Vialva was 19 years old when he and other gang members in Killeen, Texas, murdered Todd and Stacie Bagley, Iowa white married Christian youth ministers, at the Fort Hood military base in 1999. He was pronounced dead at 12:30. 6:46 p.m. (11:46 p.m. Irish time) after officials from the U.S. Department of Justice injected him with pentobarbital, a barbiturate, in the execution chamber in Terre Haute, Indiana, according to the reporter acting as media witness.
It was the sixth federal execution this year and the second this week, after the administration of US President Donald Trump resumed the practice. Under Trump, the Justice Department has executed twice as many men this year as all of Trump’s predecessors combined since 1963. The last time the United States government executed six or more people in a single year was in 1942, according to the Death penalty. Information Center (DPIC) in Washington. The 40-year-old Vialva’s execution comes as the nation grapples with racial disparities in the criminal justice system, with daily protests in American cities against police brutality against blacks.
Of the 56 people on federal death row, 26, or 46%, are black, and 22, or 39%, are white, according to the Death Penalty Information Center (DPIC), a non-profit organization. Washington-based profit organization. Blacks make up only 13% of the American population. DPIC released a report this month in which it concluded that racial prejudice persists in the US capital punishment system. The report said that murderers of whites were more likely to face the death penalty than murderers of blacks, and a study in North Carolina found that qualified black jurors were eliminated from juries at more than double the rate of juries qualified targets.

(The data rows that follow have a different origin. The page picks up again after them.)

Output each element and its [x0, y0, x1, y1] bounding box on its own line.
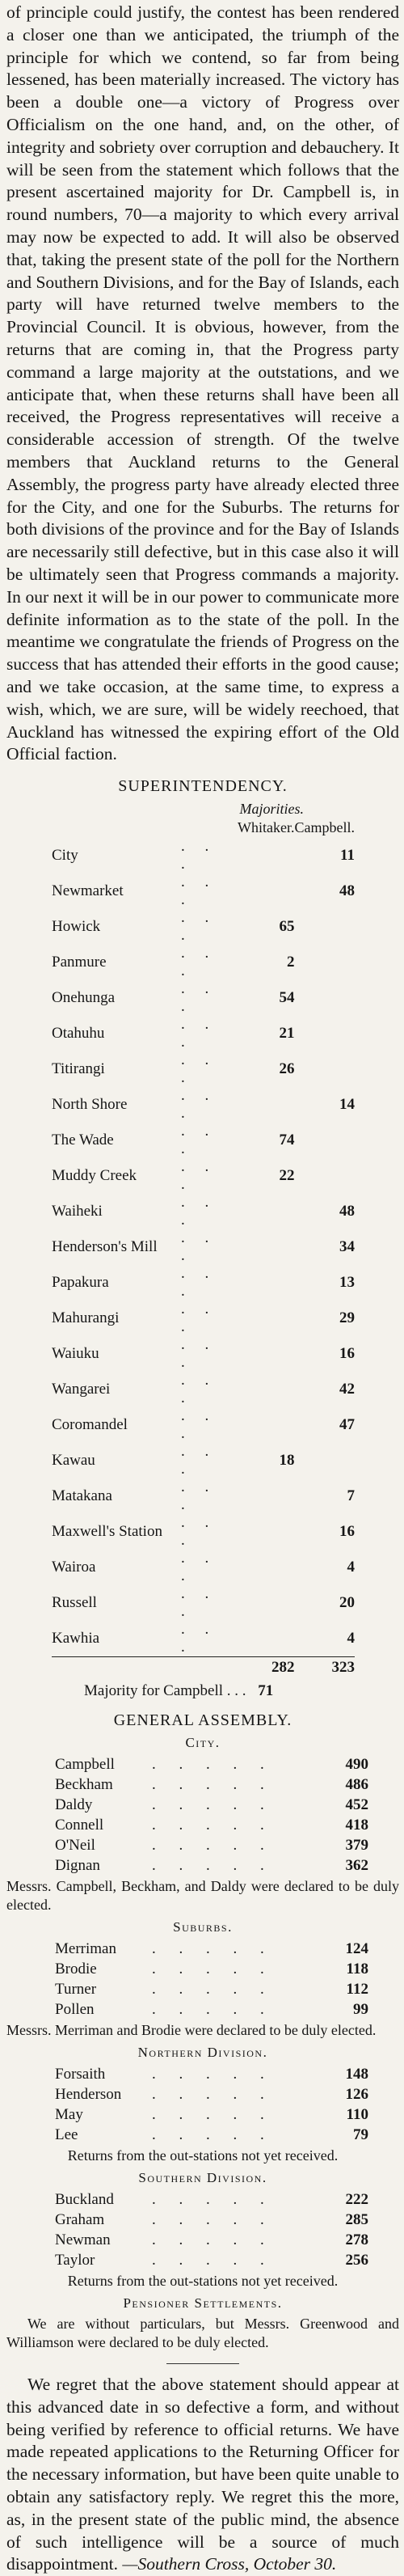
campbell-majority	[294, 1158, 355, 1194]
district-name: Maxwell's Station	[52, 1523, 162, 1541]
district-name: The Wade	[52, 1131, 114, 1149]
campbell-majority: 42	[339, 1381, 355, 1398]
superintendency-table	[52, 818, 355, 1677]
northern-division-note: Returns from the out-stations not yet received.	[67, 2147, 339, 2164]
superintendency-row	[52, 1621, 355, 1657]
majority-dots: . . .	[226, 1682, 246, 1700]
suburbs-note: Messrs. Merriman and Brodie were declared to be duly elected.	[6, 2022, 377, 2039]
whitaker-majority: 22	[279, 1167, 295, 1185]
suburbs-heading: Suburbs.	[173, 1919, 233, 1935]
leader-dots: . . . . .	[152, 2190, 274, 2208]
section-divider	[166, 2363, 239, 2364]
candidate-name: Connell	[55, 1816, 104, 1834]
campbell-majority: 16	[339, 1345, 355, 1363]
district-name: Howick	[52, 918, 101, 936]
closing-text: We regret that the above statement should appear at this advanced date in so defective a form, and without being verified by reference to official returns. We have made repeated applications to the Returning Officer for the necessary information, but have been quite unable to obtain any satisfactory reply. We regret this the more, as, in the present state of the public mind, the absence of such intelligence will be a source of much disappointment.	[6, 2375, 399, 2574]
leader-dots: . . . . .	[152, 2105, 274, 2123]
leader-dots: . . . . .	[152, 2231, 274, 2248]
superintendency-row	[52, 1301, 355, 1336]
southern-division-heading: Southern Division.	[138, 2170, 267, 2186]
campbell-majority: 4	[347, 1559, 355, 1576]
district-name: Newmarket	[52, 882, 124, 900]
northern-division-table	[55, 2064, 368, 2145]
whitaker-majority	[238, 1336, 294, 1372]
leader-dots: . . . . .	[152, 2085, 274, 2103]
total-whitaker: 282	[238, 1657, 294, 1678]
candidate-name: Graham	[55, 2210, 105, 2228]
candidate-row	[55, 1959, 368, 1979]
district-name: Henderson's Mill	[52, 1238, 158, 1256]
candidate-row	[55, 1835, 368, 1855]
superintendency-row	[52, 838, 355, 873]
whitaker-majority	[238, 838, 294, 873]
leader-dots: . . . . .	[152, 1816, 274, 1834]
leader-dots: . . .	[181, 1087, 217, 1123]
candidate-row	[55, 2104, 368, 2125]
leader-dots: . . .	[181, 1514, 217, 1550]
leader-dots: . . .	[181, 1016, 217, 1051]
superintendency-row	[52, 1550, 355, 1585]
district-name: Waiuku	[52, 1345, 99, 1363]
candidate-row	[55, 1855, 368, 1876]
superintendency-row	[52, 873, 355, 909]
superintendency-row	[52, 1514, 355, 1550]
whitaker-majority	[238, 873, 294, 909]
superintendency-row	[52, 1016, 355, 1051]
whitaker-majority	[238, 1550, 294, 1585]
leader-dots: . . .	[181, 1123, 217, 1158]
candidate-votes: 278	[345, 2231, 368, 2248]
leader-dots: . . . . .	[152, 1775, 274, 1793]
southern-division-note: Returns from the out-stations not yet received.	[67, 2273, 339, 2290]
majority-label: Majority for Campbell	[84, 1682, 224, 1700]
district-name: North Shore	[52, 1096, 128, 1114]
candidate-row	[55, 1754, 368, 1774]
majority-line	[84, 1682, 399, 1700]
campbell-majority: 7	[347, 1487, 355, 1505]
campbell-majority	[294, 909, 355, 945]
suburbs-table	[55, 1939, 368, 2020]
leader-dots: . . . . .	[152, 1755, 274, 1773]
leader-dots: . . .	[181, 838, 217, 873]
whitaker-majority	[238, 1194, 294, 1229]
candidate-name: Turner	[55, 1980, 97, 1998]
candidate-name: Pollen	[55, 2000, 95, 2018]
superintendency-row	[52, 1443, 355, 1478]
whitaker-majority	[238, 1265, 294, 1301]
district-name: Waiheki	[52, 1203, 103, 1220]
whitaker-majority	[238, 1229, 294, 1265]
leader-dots: . . .	[181, 1301, 217, 1336]
candidate-votes: 148	[345, 2065, 368, 2083]
candidate-votes: 124	[345, 1939, 368, 1957]
campbell-majority: 16	[339, 1523, 355, 1541]
leader-dots: . . .	[181, 1229, 217, 1265]
candidate-name: Daldy	[55, 1796, 93, 1813]
campbell-majority	[294, 1016, 355, 1051]
city-heading: City.	[185, 1735, 221, 1751]
candidate-name: Dignan	[55, 1856, 100, 1874]
city-table	[55, 1754, 368, 1876]
campbell-majority	[294, 945, 355, 980]
leader-dots: . . .	[181, 1372, 217, 1407]
candidate-name: Henderson	[55, 2085, 122, 2103]
leader-dots: . . .	[181, 1194, 217, 1229]
leader-dots: . . .	[181, 1407, 217, 1443]
whitaker-majority: 65	[279, 918, 295, 936]
candidate-name: O'Neil	[55, 1836, 95, 1854]
leader-dots: . . .	[181, 873, 217, 909]
superintendency-row	[52, 1478, 355, 1514]
district-name: Panmure	[52, 954, 107, 971]
superintendency-row	[52, 1229, 355, 1265]
leader-dots: . . .	[181, 1265, 217, 1301]
campbell-majority: 34	[339, 1238, 355, 1256]
leader-dots: . . . . .	[152, 1856, 274, 1874]
leader-dots: . . . . .	[152, 2065, 274, 2083]
northern-division-heading: Northern Division.	[137, 2045, 268, 2061]
pensioner-settlements-note: We are without particulars, but Messrs. Greenwood and Williamson were declared to be duly elected.	[6, 2316, 399, 2351]
district-name: Wangarei	[52, 1381, 111, 1398]
candidate-votes: 126	[345, 2085, 368, 2103]
district-name: Matakana	[52, 1487, 112, 1505]
candidate-votes: 362	[345, 1856, 368, 1874]
candidate-name: Beckham	[55, 1775, 113, 1793]
leader-dots: . . .	[181, 1585, 217, 1621]
leader-dots: . . .	[181, 1621, 217, 1656]
candidate-name: Taylor	[55, 2251, 95, 2269]
campbell-majority: 48	[339, 1203, 355, 1220]
candidate-votes: 486	[345, 1775, 368, 1793]
candidate-row	[55, 1815, 368, 1835]
candidate-name: Forsaith	[55, 2065, 106, 2083]
candidate-name: Merriman	[55, 1939, 116, 1957]
district-name: Titirangi	[52, 1060, 105, 1078]
candidate-votes: 112	[346, 1980, 368, 1998]
candidate-row	[55, 2125, 368, 2145]
whitaker-majority: 21	[279, 1025, 295, 1043]
candidate-row	[55, 2210, 368, 2230]
superintendency-row	[52, 1336, 355, 1372]
candidate-row	[55, 2064, 368, 2084]
whitaker-majority	[238, 1372, 294, 1407]
candidate-row	[55, 1999, 368, 2020]
district-name: Mahurangi	[52, 1309, 120, 1327]
leader-dots: . . .	[181, 1158, 217, 1194]
candidate-votes: 256	[345, 2251, 368, 2269]
leader-dots: . . . . .	[152, 1980, 274, 1998]
whitaker-majority	[238, 1621, 294, 1657]
candidate-name: Newman	[55, 2231, 111, 2248]
candidate-name: Campbell	[55, 1755, 115, 1773]
superintendency-row	[52, 1372, 355, 1407]
superintendency-rows	[52, 838, 355, 1657]
closing-paragraph	[6, 2374, 399, 2576]
leader-dots: . . . . .	[152, 2126, 274, 2143]
district-name: Coromandel	[52, 1416, 128, 1434]
candidate-name: Brodie	[55, 1960, 97, 1977]
district-name: Kawau	[52, 1452, 95, 1470]
candidate-votes: 110	[346, 2105, 368, 2123]
leader-dots: . . . . .	[152, 2251, 274, 2269]
leader-dots: . . .	[181, 1051, 217, 1087]
district-name: Wairoa	[52, 1559, 96, 1576]
total-campbell: 323	[294, 1657, 355, 1678]
leader-dots: . . .	[181, 1443, 217, 1478]
whitaker-majority: 2	[286, 954, 295, 971]
campbell-majority: 20	[339, 1594, 355, 1612]
leader-dots: . . . . .	[152, 1836, 274, 1854]
leader-dots: . . . . .	[152, 1939, 274, 1957]
superintendency-row	[52, 909, 355, 945]
city-note: Messrs. Campbell, Beckham, and Daldy were declared to be duly elected.	[6, 1878, 399, 1914]
candidate-votes: 285	[345, 2210, 368, 2228]
leader-dots: . . .	[181, 980, 217, 1016]
candidate-name: Lee	[55, 2126, 78, 2143]
candidate-row	[55, 2189, 368, 2210]
southern-division-table	[55, 2189, 368, 2270]
whitaker-majority	[238, 1478, 294, 1514]
campbell-majority: 29	[339, 1309, 355, 1327]
leader-dots: . . .	[181, 1336, 217, 1372]
candidate-votes: 452	[345, 1796, 368, 1813]
candidate-votes: 379	[345, 1836, 368, 1854]
candidate-votes: 222	[345, 2190, 368, 2208]
district-name: Onehunga	[52, 989, 116, 1007]
district-name: Papakura	[52, 1274, 109, 1292]
candidate-row	[55, 2084, 368, 2104]
campbell-majority: 48	[339, 882, 355, 900]
leader-dots: . . . . .	[152, 2000, 274, 2018]
superintendency-header-row	[52, 818, 355, 838]
whitaker-majority	[238, 1585, 294, 1621]
pensioner-settlements-heading: Pensioner Settlements.	[123, 2295, 283, 2312]
whitaker-majority	[238, 1514, 294, 1550]
superintendency-totals-row	[52, 1657, 355, 1678]
candidate-row	[55, 1939, 368, 1959]
campbell-majority: 13	[339, 1274, 355, 1292]
general-assembly-heading: GENERAL ASSEMBLY.	[113, 1711, 292, 1730]
district-name: Russell	[52, 1594, 97, 1612]
candidate-votes: 79	[353, 2126, 368, 2143]
whitaker-majority	[238, 1407, 294, 1443]
leader-dots: . . .	[181, 945, 217, 980]
candidate-votes: 490	[345, 1755, 368, 1773]
campbell-majority: 4	[347, 1630, 355, 1648]
candidate-votes: 99	[353, 2000, 368, 2018]
whitaker-majority: 26	[279, 1060, 295, 1078]
leader-dots: . . .	[181, 1478, 217, 1514]
candidate-name: Buckland	[55, 2190, 114, 2208]
leader-dots: . . .	[181, 1550, 217, 1585]
whitaker-majority: 54	[279, 989, 295, 1007]
candidate-row	[55, 1774, 368, 1795]
whitaker-majority	[238, 1087, 294, 1123]
leader-dots: . . .	[181, 909, 217, 945]
superintendency-row	[52, 1087, 355, 1123]
superintendency-row	[52, 1051, 355, 1087]
superintendency-row	[52, 1265, 355, 1301]
superintendency-row	[52, 1407, 355, 1443]
superintendency-row	[52, 1158, 355, 1194]
candidate-row	[55, 2230, 368, 2250]
candidate-row	[55, 1979, 368, 1999]
superintendency-row	[52, 1123, 355, 1158]
campbell-majority: 11	[340, 847, 355, 865]
candidate-name: May	[55, 2105, 83, 2123]
superintendency-heading: SUPERINTENDENCY.	[118, 777, 288, 796]
superintendency-row	[52, 980, 355, 1016]
campbell-majority: 47	[339, 1416, 355, 1434]
majority-value: 71	[258, 1682, 274, 1700]
district-name: Kawhia	[52, 1630, 100, 1648]
superintendency-row	[52, 945, 355, 980]
superintendency-row	[52, 1194, 355, 1229]
candidate-votes: 418	[345, 1816, 368, 1834]
majorities-label: Majorities.	[239, 801, 304, 818]
leader-dots: . . . . .	[152, 2210, 274, 2228]
col-header-whitaker: Whitaker.	[238, 819, 295, 836]
district-name: Otahuhu	[52, 1025, 105, 1043]
whitaker-majority: 18	[279, 1452, 295, 1470]
district-name: City	[52, 847, 78, 865]
district-name: Muddy Creek	[52, 1167, 137, 1185]
campbell-majority	[294, 980, 355, 1016]
whitaker-majority: 74	[279, 1131, 295, 1149]
leader-dots: . . . . .	[152, 1796, 274, 1813]
source-citation: —Southern Cross, October 30.	[122, 2554, 337, 2574]
campbell-majority	[294, 1443, 355, 1478]
article-paragraph: of principle could justify, the contest has been rendered a closer one than we anticipated, the triumph of the principle for which we contend, so far from being lessened, has been materially increased. The victory has been a double one—a victory of Progress over Officialism on the one hand, and, on the other, of integrity and sobriety over corruption and debauchery. It will be seen from the statement which follows that the present ascertained majority for Dr. Campbell is, in round numbers, 70—a majority to which every arrival may now be expected to add. It will also be observed that, taking the present state of the poll for the Northern and Southern Divisions, and for the Bay of Islands, each party will have returned twelve members to the Provincial Council. It is obvious, however, from the returns that are coming in, that the Progress party command a large majority at the outstations, and we anticipate that, when these returns shall have been all received, the Progress representatives will receive a considerable accession of strength. Of the twelve members that Auckland returns to the General Assembly, the progress party have already elected three for the City, and one for the Suburbs. The returns for both divisions of the province and for the Bay of Islands are necessarily still defective, but in this case also it will be ultimately seen that Progress commands a majority. In our next it will be in our power to communicate more definite information as to the state of the poll. In the meantime we congratulate the friends of Progress on the success that has attended their efforts in the good cause; and we take occasion, at the same time, to express a wish, which, we are sure, will be widely reechoed, that Auckland has witnessed the expiring effort of the Old Official faction.	[6, 2, 399, 764]
candidate-votes: 118	[346, 1960, 368, 1977]
superintendency-row	[52, 1585, 355, 1621]
col-header-campbell: Campbell.	[294, 819, 355, 836]
campbell-majority: 14	[339, 1096, 355, 1114]
candidate-row	[55, 2250, 368, 2270]
campbell-majority	[294, 1051, 355, 1087]
campbell-majority	[294, 1123, 355, 1158]
leader-dots: . . . . .	[152, 1960, 274, 1977]
whitaker-majority	[238, 1301, 294, 1336]
candidate-row	[55, 1795, 368, 1815]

#ChristopherVialvaThe mother talks to the media. @DPInfoCtr #death penalty https://t.co/mvtfNruuNY
– Robert Dunham (@RDunhamDPIC) September 24, 2020
At Vialva’s trial in the United States District Court for West Texas in 2000, a jury of 11 white people and one black person found him and a black accomplice, Brandon Bernard, guilty of carjacking and murder. , and voted for them to receive the death penalty. A date for Bernard’s execution has not been set.
The American Civil Liberties Union has said teenager Vialva was unfairly tried as an adult and distributed a video of Vialva this month speaking from prison about racial disparities. “The death penalty has been used disproportionately against blacks for decades,” Vialva says in the video. “People don’t know that many of us here were arrested before we were old enough to drink.”
According to court records, Vialva and her accomplices were looking for someone to rob when they found Todd Begley using a pay phone at a convenience store, and she agreed to take them in her car. In the back seat, Vialva pulled out a pistol and ordered Begley and his wife to get into the trunk of the car. After forcing Begley to reveal his PIN, Vialva withdrew cash from Begley’s account at an ATM, even though there was less than $ 100 on deposit. He used the cash to buy fast food and cigarettes, among other items. During the several hours they spent in the trunk, the Begleys could be heard telling their kidnappers to embrace Christianity. Finally, Vialva parked the car in an isolated part of Fort Hood, opened the trunk, and shot both Begleys in the head, killing Todd and knocking Stacie unconscious. Bernard then set the car on fire and an autopsy showed that she died from smoke inhalation.